Did you know Alaska is the largest state in the United States (per Travel Alaska)? If you've ever visited Alaska, you might've experienced the state's grand national parks, massive glaciers, diverse wildlife, historic cities, and beautiful mountains. Interestingly enough, it's one of the best places to see those magical Northern Lights in the night sky. But that's not all — Alaska is also well-known for its indigenous culture and hand-carved totem pole art (per Celebrity Cruises). And if you thought that the state doesn't have a signature cuisine, think again.

TasteAtlas revealed a list of traditional Alaskan foods, such as Alaskan smoked salmon, jellied moose nose, and reindeer hot dogs, which contain sausages made with a combination of pork, beef, and caribou. There's also the humorously-named Duck Fart, a shooter made with a layered mixture of Kahlúa, Irish cream, and whiskey. 

And one of the most exciting foods of Alaskan cuisine is a traditional frozen dessert that pairs sweet and savory flavors. Apparently, it's so good that it will make some people go on an Alaskan vacation just to taste this delicacy.
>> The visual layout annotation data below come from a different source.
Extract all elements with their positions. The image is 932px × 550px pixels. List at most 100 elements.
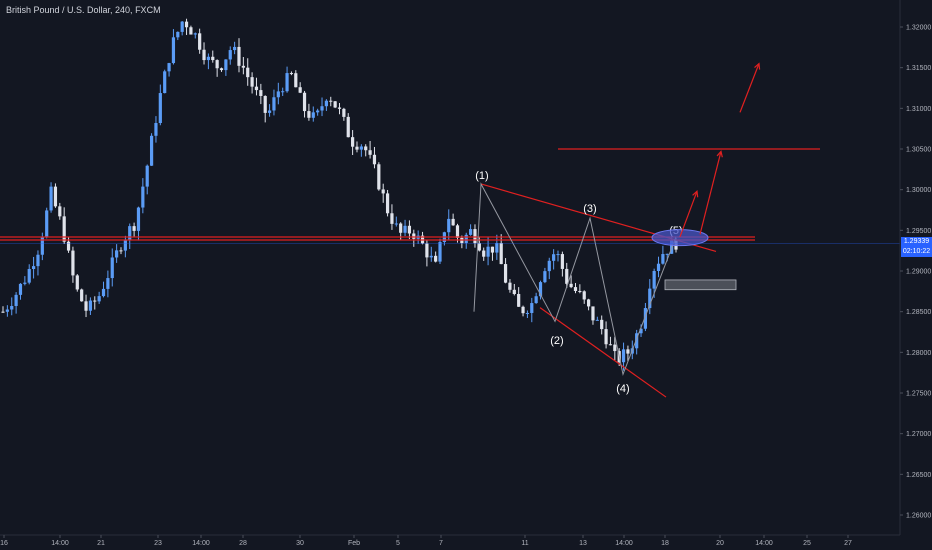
candle-body <box>45 210 49 237</box>
candle-body <box>254 86 259 91</box>
candle-body <box>390 213 394 224</box>
candle-body <box>302 92 307 112</box>
candle-body <box>464 234 468 244</box>
time-tick-label: 13 <box>579 540 587 547</box>
candle-body <box>233 46 237 51</box>
candle-body <box>648 288 652 309</box>
candle-body <box>198 33 202 50</box>
time-axis: 16 14:00 21 23 14:00 28 30 Feb 5 7 11 13 14:00 18 20 14… <box>0 534 900 547</box>
candle-body <box>136 207 141 231</box>
candle-body <box>499 243 503 265</box>
wave-label: (3) <box>583 203 596 215</box>
breakout-ellipse <box>651 229 709 247</box>
candle-body <box>407 225 412 234</box>
symbol-title: British Pound / U.S. Dollar, 240, FXCM <box>6 5 161 15</box>
price-tick-label: 1.27500 <box>906 391 931 398</box>
candle-body <box>342 108 346 117</box>
candle-body <box>158 93 162 124</box>
last-price-tag: 1.29339 <box>901 237 932 248</box>
time-tick-label: 25 <box>803 540 811 547</box>
candle-body <box>101 288 106 297</box>
wave-zigzag <box>473 182 677 377</box>
candle-body <box>656 263 661 271</box>
time-tick-label: 14:00 <box>192 540 210 547</box>
candle-body <box>429 255 433 258</box>
candle-body <box>355 146 359 150</box>
candle-body <box>228 50 232 60</box>
candle-body <box>595 319 599 321</box>
candle-body <box>455 225 460 238</box>
candle-body <box>530 303 534 313</box>
price-tick-label: 1.27000 <box>906 431 931 438</box>
candle-body <box>434 255 438 262</box>
candle-body <box>333 101 337 108</box>
candle-body <box>368 150 372 155</box>
candle-body <box>543 271 547 283</box>
price-tick-label: 1.29000 <box>906 269 931 276</box>
candle-body <box>93 300 97 302</box>
candle-body <box>565 268 569 284</box>
time-tick-label: 27 <box>844 540 852 547</box>
candle-body <box>40 236 44 255</box>
candle-body <box>521 306 525 314</box>
candle-body <box>294 73 298 88</box>
price-tick-label: 1.29500 <box>906 228 931 235</box>
price-tick-label: 1.26500 <box>906 472 931 479</box>
candle-body <box>586 299 591 307</box>
candle-body <box>132 226 136 231</box>
candle-body <box>241 65 245 68</box>
candle-body <box>58 206 62 217</box>
candle-body <box>569 283 573 288</box>
candle-body <box>482 250 486 257</box>
candle-body <box>298 87 302 93</box>
wave-label: (2) <box>550 335 563 347</box>
candle-body <box>608 344 613 346</box>
candle-body <box>534 296 538 304</box>
candle-body <box>469 229 473 235</box>
projection-arrow <box>679 191 698 238</box>
candle-body <box>180 21 184 32</box>
candle-body <box>307 111 311 118</box>
candle-body <box>10 306 14 310</box>
candle-body <box>184 21 189 28</box>
candle-body <box>517 294 521 307</box>
time-tick-label: 5 <box>396 540 400 547</box>
candle-body <box>219 68 224 71</box>
candle-body <box>224 59 228 71</box>
price-tick-label: 1.28000 <box>906 350 931 357</box>
candle-body <box>552 254 556 261</box>
annotations-layer: (1)(2)(3)(4)(5) <box>0 62 900 398</box>
candle-body <box>206 56 210 61</box>
time-tick-label: 20 <box>716 540 724 547</box>
candle-body <box>346 116 350 138</box>
candle-body <box>412 233 416 239</box>
candle-body <box>163 71 167 94</box>
candle-body <box>604 329 608 345</box>
candles-layer <box>1 18 678 371</box>
candle-body <box>451 218 455 226</box>
candle-body <box>18 283 23 295</box>
price-tick-label: 1.28500 <box>906 309 931 316</box>
time-tick-label: Feb <box>348 540 360 547</box>
candle-body <box>438 242 442 262</box>
candle-body <box>128 226 132 240</box>
candle-body <box>447 218 451 233</box>
candle-body <box>154 123 158 136</box>
price-tick-label: 1.30500 <box>906 147 931 154</box>
candle-body <box>473 229 477 244</box>
candle-body <box>215 60 219 69</box>
candle-body <box>503 264 508 283</box>
candle-body <box>75 275 79 290</box>
candle-body <box>403 225 407 233</box>
candle-body <box>329 100 333 102</box>
bar-countdown-tag: 02:10:22 <box>901 247 932 258</box>
candle-body <box>36 254 40 267</box>
candle-body <box>211 56 215 61</box>
projection-arrowhead <box>716 150 723 158</box>
price-axis: 1.32000 1.31500 1.31000 1.30500 1.30000 1.295… <box>899 0 932 550</box>
projection-arrowhead <box>692 190 699 198</box>
candle-body <box>167 63 171 72</box>
candle-body <box>385 193 390 214</box>
candle-body <box>600 319 604 330</box>
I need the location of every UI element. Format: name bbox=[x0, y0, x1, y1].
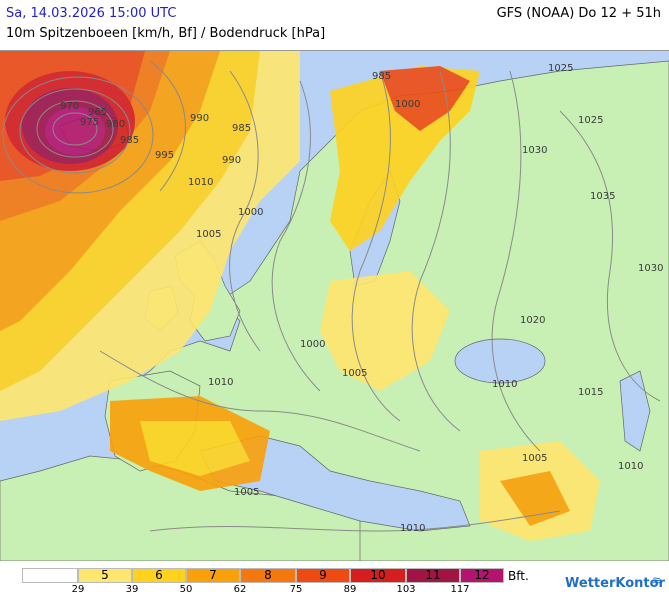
wind-icon: ≋ bbox=[652, 574, 662, 587]
gust-zone-med-inner bbox=[140, 421, 250, 476]
legend-cell: 6 bbox=[132, 568, 186, 583]
legend-value: 29 bbox=[71, 584, 85, 595]
model-run: GFS (NOAA) Do 12 + 51h bbox=[496, 6, 661, 21]
isobar-label: 980 bbox=[106, 119, 125, 130]
legend-cell: 8 bbox=[240, 568, 296, 583]
parameter-title: 10m Spitzenboeen [km/h, Bf] / Bodendruck… bbox=[6, 26, 326, 41]
weather-map: 970 965 975 980 985 985 990 990 985 995 … bbox=[0, 50, 669, 561]
gust-core-bft12 bbox=[45, 107, 105, 155]
isobar-label: 1035 bbox=[590, 191, 615, 202]
isobar-label: 1025 bbox=[578, 115, 603, 126]
mediterranean-sea bbox=[199, 435, 471, 532]
legend-value: 39 bbox=[125, 584, 139, 595]
land-africa bbox=[0, 455, 361, 561]
legend-cell: 12 bbox=[460, 568, 504, 583]
legend-unit: Bft. bbox=[508, 569, 529, 583]
isobar-label: 995 bbox=[155, 150, 174, 161]
legend-value: 75 bbox=[289, 584, 303, 595]
isobar-label: 1010 bbox=[492, 379, 517, 390]
isobar-label: 975 bbox=[80, 117, 99, 128]
isobar-label: 985 bbox=[232, 123, 251, 134]
legend-value: 50 bbox=[179, 584, 193, 595]
legend-value: 103 bbox=[396, 584, 416, 595]
isobar-label: 985 bbox=[372, 71, 391, 82]
legend-cell: 10 bbox=[350, 568, 406, 583]
wind-legend: 5 6 7 8 9 10 11 12 Bft. 29 39 50 62 75 8… bbox=[0, 563, 669, 600]
isobar-label: 965 bbox=[88, 107, 107, 118]
isobar-label: 1000 bbox=[238, 207, 263, 218]
legend-cell: 7 bbox=[186, 568, 240, 583]
gust-zone-scandinavia-strong bbox=[380, 66, 470, 131]
forecast-date: Sa, 14.03.2026 15:00 UTC bbox=[6, 6, 177, 21]
isobar-label: 1010 bbox=[400, 523, 425, 534]
caspian-sea bbox=[619, 370, 651, 452]
isobar-label: 1020 bbox=[520, 315, 545, 326]
black-sea bbox=[454, 338, 546, 384]
header: Sa, 14.03.2026 15:00 UTC GFS (NOAA) Do 1… bbox=[0, 0, 669, 48]
isobar-label: 1010 bbox=[208, 377, 233, 388]
legend-value: 62 bbox=[233, 584, 247, 595]
isobars bbox=[2, 60, 661, 532]
isobar-label: 1010 bbox=[188, 177, 213, 188]
isobar-label: 970 bbox=[60, 101, 79, 112]
gust-shading bbox=[0, 51, 600, 541]
isobar-label: 1000 bbox=[395, 99, 420, 110]
isobar-label: 1030 bbox=[638, 263, 663, 274]
isobar-label: 985 bbox=[120, 135, 139, 146]
isobar-label: 1030 bbox=[522, 145, 547, 156]
isobar-label: 1005 bbox=[342, 368, 367, 379]
isobar-label: 1005 bbox=[234, 487, 259, 498]
isobar-label: 1015 bbox=[578, 387, 603, 398]
brand-logo[interactable]: WetterKontor bbox=[565, 576, 665, 591]
isobar-label: 1005 bbox=[522, 453, 547, 464]
isobar-label: 990 bbox=[190, 113, 209, 124]
legend-value: 89 bbox=[343, 584, 357, 595]
legend-cell bbox=[22, 568, 78, 583]
legend-cell: 9 bbox=[296, 568, 350, 583]
legend-value: 117 bbox=[450, 584, 470, 595]
isobar-label: 1025 bbox=[548, 63, 573, 74]
isobar-label: 1000 bbox=[300, 339, 325, 350]
isobar-labels: 970 965 975 980 985 985 990 990 985 995 … bbox=[60, 63, 663, 534]
gust-zone-central bbox=[320, 271, 450, 391]
legend-cell: 5 bbox=[78, 568, 132, 583]
isobar-label: 1005 bbox=[196, 229, 221, 240]
isobar-label: 1010 bbox=[618, 461, 643, 472]
isobar-label: 990 bbox=[222, 155, 241, 166]
legend-cell: 11 bbox=[406, 568, 460, 583]
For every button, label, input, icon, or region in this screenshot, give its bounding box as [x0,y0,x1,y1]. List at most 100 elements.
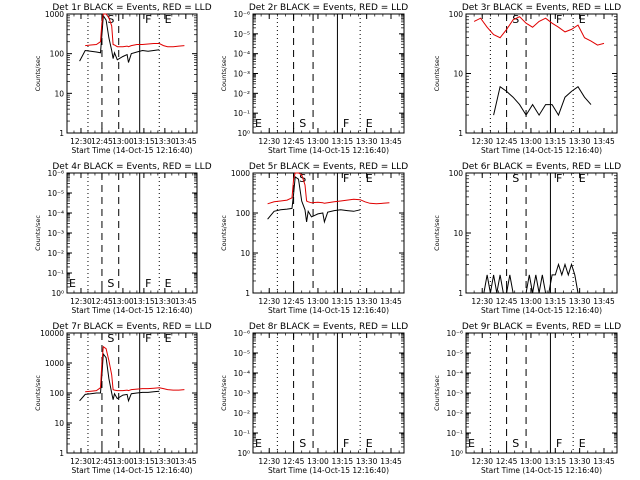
y-tick-label: 100 [50,389,65,398]
plot-frame [252,332,405,454]
marker-s: S [512,172,519,185]
x-tick-label: 12:45 [496,297,518,306]
marker-f: F [343,172,349,185]
marker-s: S [512,437,519,450]
y-axis-title: Counts/sec [433,55,441,91]
panel-6: Det 6r BLACK = Events, RED = LLD 1 10 100 Co… [433,162,621,315]
x-tick-label: 13:30 [569,137,591,146]
marker-e-left: E [255,117,262,130]
panel-title: Det 8r BLACK = Events, RED = LLD [249,322,408,332]
x-tick-label: 12:45 [283,457,305,466]
y-tick-label: 10⁻⁴ [233,369,250,378]
x-tick-label: 13:30 [356,297,378,306]
marker-f: F [145,13,151,26]
marker-s: S [299,117,306,130]
x-axis-title: Start Time (14-Oct-15 12:16:40) [481,146,602,155]
marker-s: S [299,437,306,450]
y-tick-label: 10⁻⁴ [233,50,250,59]
x-axis-title: Start Time (14-Oct-15 12:16:40) [268,306,389,315]
y-axis-title: Counts/sec [34,375,42,411]
x-tick-label: 12:45 [283,297,305,306]
x-axis-title: Start Time (14-Oct-15 12:16:40) [481,466,602,475]
x-tick-label: 13:30 [154,457,176,466]
marker-f: F [145,277,151,290]
y-tick-label: 10⁻⁶ [233,329,250,338]
events-series-line [79,14,160,63]
panel-title: Det 9r BLACK = Events, RED = LLD [462,322,621,332]
x-tick-label: 12:30 [70,297,92,306]
y-tick-label: 10⁰ [450,449,463,458]
x-tick-label: 13:00 [520,297,542,306]
y-tick-label: 100 [449,10,464,19]
panel-4: Det 4r BLACK = Events, RED = LLD 10⁰ 10⁻¹ 1… [34,162,212,315]
y-tick-label: 1 [458,289,463,298]
y-tick-label: 10⁻⁵ [233,349,250,358]
x-tick-label: 12:45 [91,297,113,306]
x-axis-title: Start Time (14-Oct-15 12:16:40) [481,306,602,315]
plot-frame [465,332,618,454]
lld-series-line [473,16,605,46]
x-tick-label: 13:15 [331,457,353,466]
y-tick-label: 10⁻⁵ [446,349,463,358]
x-tick-label: 13:15 [544,137,566,146]
marker-f: F [145,332,151,345]
y-axis-title: Counts/sec [34,55,42,91]
x-tick-label: 13:45 [175,137,197,146]
marker-e: E [165,277,172,290]
y-tick-label: 10⁻³ [47,229,64,238]
panel-title: Det 4r BLACK = Events, RED = LLD [52,162,211,172]
x-tick-label: 13:45 [593,297,615,306]
panel-1: Det 1r BLACK = Events, RED = LLD 1 10 100 10… [34,3,212,155]
marker-s: S [512,13,519,26]
events-series-line [493,85,592,117]
marker-e: E [579,172,586,185]
y-axis-title: Counts/sec [433,375,441,411]
y-tick-label: 10⁻⁴ [47,209,64,218]
x-tick-label: 13:15 [133,457,155,466]
x-axis-title: Start Time (14-Oct-15 12:16:40) [268,466,389,475]
x-tick-label: 12:45 [496,137,518,146]
marker-s: S [107,277,114,290]
panel-7: Det 7r BLACK = Events, RED = LLD 1 10 100 10… [34,322,212,475]
y-axis-title: Counts/sec [220,375,228,411]
y-tick-label: 10⁻³ [233,70,250,79]
y-tick-label: 100 [50,50,65,59]
x-tick-label: 12:45 [283,137,305,146]
y-tick-label: 1 [59,129,64,138]
x-tick-label: 13:45 [175,457,197,466]
y-axis-title: Counts/sec [34,215,42,251]
marker-f: F [556,13,562,26]
y-tick-label: 1000 [45,10,64,19]
x-tick-label: 13:15 [133,137,155,146]
y-tick-label: 10⁻² [446,409,463,418]
marker-e: E [579,13,586,26]
x-tick-label: 13:00 [112,457,134,466]
events-series-line [480,262,579,294]
marker-e-left: E [69,277,76,290]
events-series-line [79,352,160,403]
plot-frame [66,13,198,134]
x-tick-label: 12:30 [258,457,280,466]
x-tick-label: 12:30 [70,137,92,146]
marker-e-left: E [255,437,262,450]
panel-9: Det 9r BLACK = Events, RED = LLD 10⁰ 10⁻¹ 1… [433,322,621,475]
x-axis-title: Start Time (14-Oct-15 12:16:40) [71,306,192,315]
panel-title: Det 2r BLACK = Events, RED = LLD [249,3,408,13]
y-tick-label: 10000 [40,329,64,338]
x-tick-label: 13:45 [175,297,197,306]
marker-e: E [579,437,586,450]
y-axis-title: Counts/sec [433,215,441,251]
x-tick-label: 13:30 [569,297,591,306]
x-tick-label: 13:00 [520,457,542,466]
marker-f: F [556,172,562,185]
y-tick-label: 1 [458,129,463,138]
plot-frame [66,332,198,454]
plot-frame [465,13,618,134]
y-tick-label: 10⁻³ [233,389,250,398]
y-tick-label: 10 [453,229,463,238]
x-tick-label: 13:15 [544,457,566,466]
marker-s: S [107,13,114,26]
y-axis-title: Counts/sec [220,215,228,251]
marker-f: F [343,117,349,130]
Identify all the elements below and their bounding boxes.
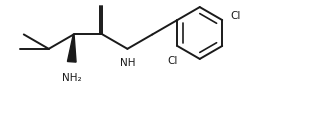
Text: NH₂: NH₂ (62, 73, 82, 83)
Polygon shape (67, 34, 76, 62)
Text: Cl: Cl (167, 56, 178, 66)
Text: NH: NH (120, 58, 135, 68)
Text: Cl: Cl (230, 11, 240, 21)
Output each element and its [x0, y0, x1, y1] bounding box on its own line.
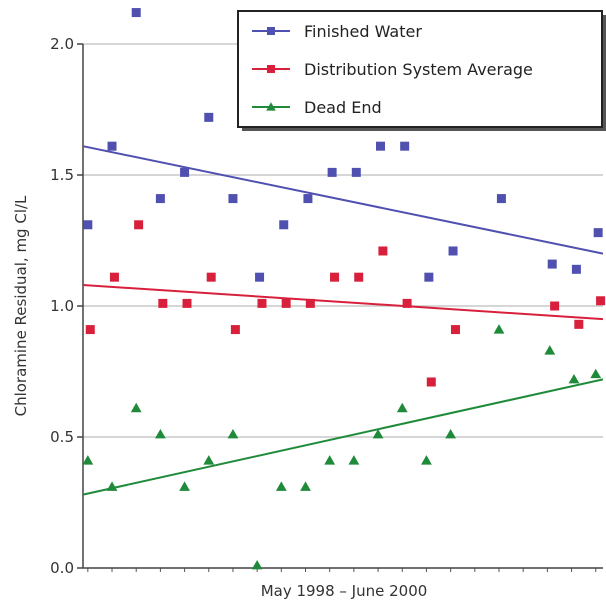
data-point — [348, 455, 360, 465]
data-point — [204, 112, 214, 122]
data-point — [351, 167, 361, 177]
data-point — [372, 428, 384, 439]
data-point — [574, 319, 584, 329]
data-point — [203, 455, 215, 465]
axes — [77, 43, 603, 572]
data-point — [590, 368, 602, 379]
data-point — [375, 141, 385, 151]
data-point — [445, 428, 457, 439]
x-axis-title: May 1998 – June 2000 — [261, 582, 428, 600]
y-tick-label: 1.0 — [50, 297, 74, 315]
data-point — [303, 194, 313, 204]
data-point — [568, 373, 580, 384]
data-point — [257, 298, 267, 308]
data-point — [593, 228, 603, 238]
legend: Finished Water Distribution System Averag… — [237, 10, 606, 131]
data-point — [424, 272, 434, 282]
data-point — [547, 259, 557, 269]
trend-line — [82, 145, 604, 255]
data-point — [109, 272, 119, 282]
data-point — [255, 272, 265, 282]
data-point — [327, 167, 337, 177]
data-point — [354, 272, 364, 282]
data-point — [330, 272, 340, 282]
legend-label: Dead End — [304, 98, 382, 117]
y-axis-title: Chloramine Residual, mg Cl/L — [12, 195, 30, 416]
data-point — [426, 377, 436, 387]
legend-box — [237, 10, 603, 128]
legend-label: Distribution System Average — [304, 60, 533, 79]
data-point — [550, 301, 560, 311]
trend-line — [82, 284, 604, 321]
data-point — [134, 220, 144, 230]
data-point — [155, 194, 165, 204]
data-points — [82, 8, 606, 570]
data-point — [107, 141, 117, 151]
data-point — [571, 264, 581, 274]
data-point — [421, 455, 432, 465]
data-point — [131, 8, 141, 18]
data-point — [305, 298, 315, 308]
data-point — [448, 246, 458, 256]
trend-line — [82, 378, 604, 496]
data-point — [206, 272, 216, 282]
data-point — [230, 325, 240, 335]
data-point — [396, 402, 408, 413]
trend-lines — [82, 145, 604, 496]
data-point — [130, 402, 142, 413]
y-tick-label: 2.0 — [50, 35, 74, 53]
data-point — [154, 428, 166, 439]
data-point — [596, 296, 606, 306]
data-point — [281, 298, 291, 308]
data-point — [450, 325, 460, 335]
data-point — [496, 194, 506, 204]
data-point — [378, 246, 388, 256]
data-point — [493, 324, 505, 334]
data-point — [402, 298, 412, 308]
y-tick-label: 0.0 — [50, 559, 74, 577]
data-point — [227, 428, 239, 439]
y-tick-label: 0.5 — [50, 428, 74, 446]
data-point — [179, 481, 190, 491]
legend-marker — [267, 65, 275, 73]
data-point — [324, 455, 336, 465]
data-point — [228, 194, 238, 204]
data-point — [300, 481, 311, 491]
data-point — [279, 220, 289, 230]
data-point — [158, 298, 168, 308]
data-point — [85, 325, 95, 335]
legend-label: Finished Water — [304, 22, 422, 41]
y-tick-label: 1.5 — [50, 166, 74, 184]
data-point — [182, 298, 192, 308]
y-tick-labels: 0.0 0.5 1.0 1.5 2.0 — [50, 35, 74, 577]
legend-marker — [267, 27, 275, 35]
data-point — [180, 167, 190, 177]
data-point — [400, 141, 410, 151]
legend-marker — [266, 102, 276, 111]
data-point — [83, 220, 93, 230]
data-point — [251, 559, 263, 570]
data-point — [106, 481, 118, 491]
data-point — [82, 455, 94, 465]
data-point — [275, 481, 287, 491]
data-point — [544, 345, 556, 355]
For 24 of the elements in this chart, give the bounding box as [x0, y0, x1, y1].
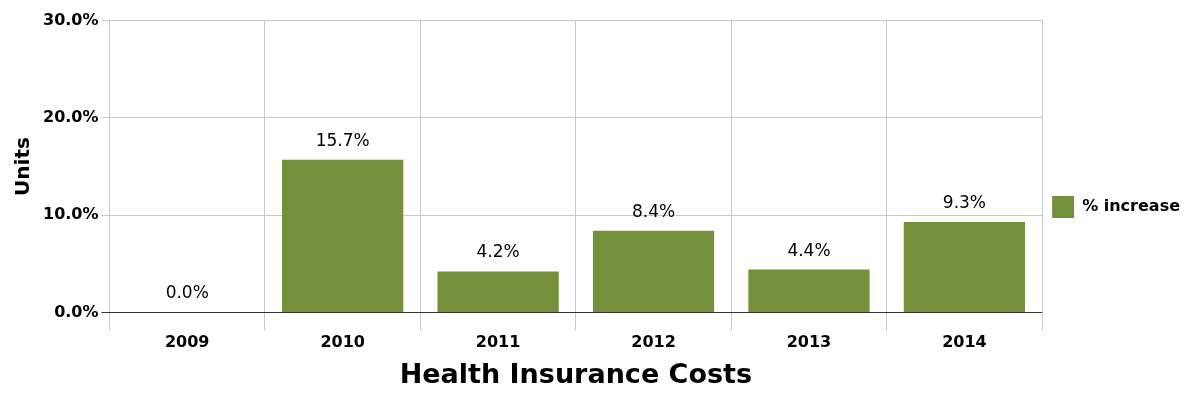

Akutaq is a frozen treat made with fat, oil, berries, and water or fresh snow

This Alaskan frozen dessert is called akutaq or akutuq, which is a Yupik word that means "to mix together." The frozen treat dates back many years in the past, when the Natives prepared it to survive, according to the Alaska Native Knowledge Network. Atlas Obscura reports that akutaq is prepared in many different ways, but the main ingredients are fat, oil, berries, and either water or fresh snow. Ground caribou meat or dried fish are usually mixed with blueberries or salmonberries (or both), seal oil, and fresh snow to get a frozen dessert with flavors that can be sweet, salty, gamey, and briny. 

Akutaq is traditionally made by hand, although modern versions are often made in electric mixers. However, the flavors of akutaq change depending on locally available ingredients. Up north, bear and musk-ox fat are often used; coastal areas use saltwater fish, while those living inland use freshwater fish. And Matador Network says that Crisco has become a favored addition to akutaq, giving the frozen treat that much-needed fluffiness. 

It wouldn't be a bad idea to consider visiting Alaska and indulging in this indigenous dessert while celebrating its Native cuisine in the process.